On Sat, Feb 17, 2018 at 8:01 PM, Larry McVoy <lm@mcvoy.com> wrote:
I really don't see why. I can see why if they are using every library
known to man, but if you want portable you don't do that.
The ISV's customers are interesting in getting a specific job done - be it a simulation,
geo or therma prediction. Time to money is what matters to the end user - so they pick the 'best' product to do their job. Hence, e
xecution speed is typically the prime directive for an ISV like this and they are using Fortran for portability. Which is different from your design point I suspect. You need to be fast enough, but the choice of bitkeeper vs cvs vs ... is likely made with a different high order bit.
For the ISV, at a
minimum, it is a testing issue of the different perminations. They need to be fast, but their production code is deployed a top of 'a stack of turtles.' As I said RH Linux != SuSE != Ubuntu (they are similar but the kernels are not the same and the system DB's vary -- those tend to cause installation issues). GFortran != Intel ifort != PCG FTN != Cray FTN != IBM fortran. Much less GCC != Clang != Intel icc != IBM CC - cause interesting issues with dynamic loading. IBM MPI != HP MPI != OpenMPI != Intel MPI etc..tend to cause ISV code to step on each other.

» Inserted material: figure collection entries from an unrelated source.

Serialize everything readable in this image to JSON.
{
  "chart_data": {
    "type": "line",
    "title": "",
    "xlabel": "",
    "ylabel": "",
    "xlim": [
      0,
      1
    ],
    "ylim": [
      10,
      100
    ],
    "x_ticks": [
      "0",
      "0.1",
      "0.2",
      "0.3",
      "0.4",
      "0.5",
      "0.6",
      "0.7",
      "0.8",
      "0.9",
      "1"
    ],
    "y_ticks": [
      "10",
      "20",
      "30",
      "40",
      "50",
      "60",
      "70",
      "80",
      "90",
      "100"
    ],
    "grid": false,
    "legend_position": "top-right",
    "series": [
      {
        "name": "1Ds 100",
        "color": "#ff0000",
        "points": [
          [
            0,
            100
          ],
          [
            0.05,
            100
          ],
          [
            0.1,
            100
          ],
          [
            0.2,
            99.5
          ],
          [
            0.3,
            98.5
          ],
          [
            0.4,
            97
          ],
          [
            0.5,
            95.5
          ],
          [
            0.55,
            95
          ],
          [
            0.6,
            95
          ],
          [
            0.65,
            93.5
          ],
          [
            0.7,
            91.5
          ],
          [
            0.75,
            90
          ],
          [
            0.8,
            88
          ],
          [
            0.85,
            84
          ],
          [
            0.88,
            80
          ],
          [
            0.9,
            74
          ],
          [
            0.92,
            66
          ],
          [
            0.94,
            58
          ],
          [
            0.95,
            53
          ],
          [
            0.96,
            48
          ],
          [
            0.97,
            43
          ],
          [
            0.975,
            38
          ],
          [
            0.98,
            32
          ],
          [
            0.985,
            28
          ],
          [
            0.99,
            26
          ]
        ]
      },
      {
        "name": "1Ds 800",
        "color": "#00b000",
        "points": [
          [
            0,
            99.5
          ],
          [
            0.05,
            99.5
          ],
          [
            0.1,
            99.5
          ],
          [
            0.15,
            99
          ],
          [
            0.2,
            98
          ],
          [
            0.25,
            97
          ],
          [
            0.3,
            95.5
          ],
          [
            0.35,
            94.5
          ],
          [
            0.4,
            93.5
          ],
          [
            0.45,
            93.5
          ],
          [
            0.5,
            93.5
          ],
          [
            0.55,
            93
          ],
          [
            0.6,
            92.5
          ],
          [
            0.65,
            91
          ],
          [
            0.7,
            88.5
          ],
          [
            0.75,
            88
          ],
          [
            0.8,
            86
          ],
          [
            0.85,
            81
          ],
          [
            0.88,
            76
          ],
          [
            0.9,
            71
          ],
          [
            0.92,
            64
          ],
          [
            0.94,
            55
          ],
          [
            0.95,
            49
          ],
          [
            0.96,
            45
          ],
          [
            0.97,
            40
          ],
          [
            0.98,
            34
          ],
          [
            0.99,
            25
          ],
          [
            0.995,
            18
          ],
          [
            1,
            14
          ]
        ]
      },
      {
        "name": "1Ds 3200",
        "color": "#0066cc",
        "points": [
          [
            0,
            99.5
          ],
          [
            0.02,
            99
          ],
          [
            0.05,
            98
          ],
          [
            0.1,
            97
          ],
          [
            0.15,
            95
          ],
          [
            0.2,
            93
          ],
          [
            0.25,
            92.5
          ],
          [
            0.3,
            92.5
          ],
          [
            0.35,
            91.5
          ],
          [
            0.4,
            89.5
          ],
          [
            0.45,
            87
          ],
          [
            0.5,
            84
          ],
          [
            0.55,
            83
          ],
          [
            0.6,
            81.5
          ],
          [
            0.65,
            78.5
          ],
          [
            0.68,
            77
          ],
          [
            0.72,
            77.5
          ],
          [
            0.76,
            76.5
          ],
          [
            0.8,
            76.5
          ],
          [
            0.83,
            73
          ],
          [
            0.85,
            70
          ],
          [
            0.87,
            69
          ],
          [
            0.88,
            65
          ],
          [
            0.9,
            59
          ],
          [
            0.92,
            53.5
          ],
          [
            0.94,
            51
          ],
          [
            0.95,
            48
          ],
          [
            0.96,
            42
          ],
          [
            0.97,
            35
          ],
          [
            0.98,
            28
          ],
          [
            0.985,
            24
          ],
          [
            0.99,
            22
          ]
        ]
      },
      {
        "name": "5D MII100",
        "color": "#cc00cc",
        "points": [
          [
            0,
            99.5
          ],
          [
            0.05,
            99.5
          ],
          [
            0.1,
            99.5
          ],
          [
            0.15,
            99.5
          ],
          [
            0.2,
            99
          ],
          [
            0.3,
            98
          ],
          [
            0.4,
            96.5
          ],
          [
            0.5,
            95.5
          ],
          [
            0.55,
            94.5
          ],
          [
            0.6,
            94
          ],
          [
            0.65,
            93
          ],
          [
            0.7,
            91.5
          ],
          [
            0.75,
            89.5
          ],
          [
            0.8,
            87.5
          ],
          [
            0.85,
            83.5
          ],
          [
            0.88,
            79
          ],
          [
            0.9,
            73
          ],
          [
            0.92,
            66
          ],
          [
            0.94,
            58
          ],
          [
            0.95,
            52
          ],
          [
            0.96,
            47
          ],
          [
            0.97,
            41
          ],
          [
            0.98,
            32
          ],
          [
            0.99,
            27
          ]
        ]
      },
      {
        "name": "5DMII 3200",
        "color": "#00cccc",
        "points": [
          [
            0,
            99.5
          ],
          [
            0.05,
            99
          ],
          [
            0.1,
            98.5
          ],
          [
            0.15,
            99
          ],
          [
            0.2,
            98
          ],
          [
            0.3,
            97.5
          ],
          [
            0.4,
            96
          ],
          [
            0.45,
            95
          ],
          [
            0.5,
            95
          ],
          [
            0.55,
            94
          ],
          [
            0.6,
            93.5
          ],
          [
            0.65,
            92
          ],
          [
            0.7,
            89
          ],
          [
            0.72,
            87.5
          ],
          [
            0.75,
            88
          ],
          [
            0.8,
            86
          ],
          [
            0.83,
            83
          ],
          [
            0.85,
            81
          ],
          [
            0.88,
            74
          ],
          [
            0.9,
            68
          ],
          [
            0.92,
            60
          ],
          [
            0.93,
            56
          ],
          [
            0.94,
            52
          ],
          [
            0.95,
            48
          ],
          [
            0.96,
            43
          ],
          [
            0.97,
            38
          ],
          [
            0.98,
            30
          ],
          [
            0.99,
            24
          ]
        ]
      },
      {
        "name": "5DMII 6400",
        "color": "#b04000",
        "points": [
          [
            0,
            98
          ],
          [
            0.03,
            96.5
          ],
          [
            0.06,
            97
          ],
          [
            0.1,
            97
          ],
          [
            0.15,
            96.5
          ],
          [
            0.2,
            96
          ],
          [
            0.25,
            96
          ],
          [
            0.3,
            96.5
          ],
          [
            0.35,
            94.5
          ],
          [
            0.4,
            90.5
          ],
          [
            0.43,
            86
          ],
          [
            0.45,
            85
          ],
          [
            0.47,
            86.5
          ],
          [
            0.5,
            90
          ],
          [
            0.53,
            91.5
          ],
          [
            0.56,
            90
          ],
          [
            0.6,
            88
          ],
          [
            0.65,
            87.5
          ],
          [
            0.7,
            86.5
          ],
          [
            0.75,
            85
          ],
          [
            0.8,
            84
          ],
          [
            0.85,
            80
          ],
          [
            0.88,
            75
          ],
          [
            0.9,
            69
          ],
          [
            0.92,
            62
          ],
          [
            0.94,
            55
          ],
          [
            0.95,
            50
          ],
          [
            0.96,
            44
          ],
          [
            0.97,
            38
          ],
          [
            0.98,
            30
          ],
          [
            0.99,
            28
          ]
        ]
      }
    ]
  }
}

Then you add Mellanox IB is not IBM is not Intel and ....
Mellanox Verbs is not Cisco Verbs is not PSM is not OFED
and locking and scaling starts to get strange
.
Each of these can be a 'little different' even though they all follow standards. It becomes a old Al Haig - style - "I'm in charge" problem. Moreover, I know of one large distro insists on only testing their IB stack point to point with two system, even when they have been offered a HW from a
vendor
that has 4 compute nodes plus a head node, just to chase and tease out the corner cases that drive the ISV mad.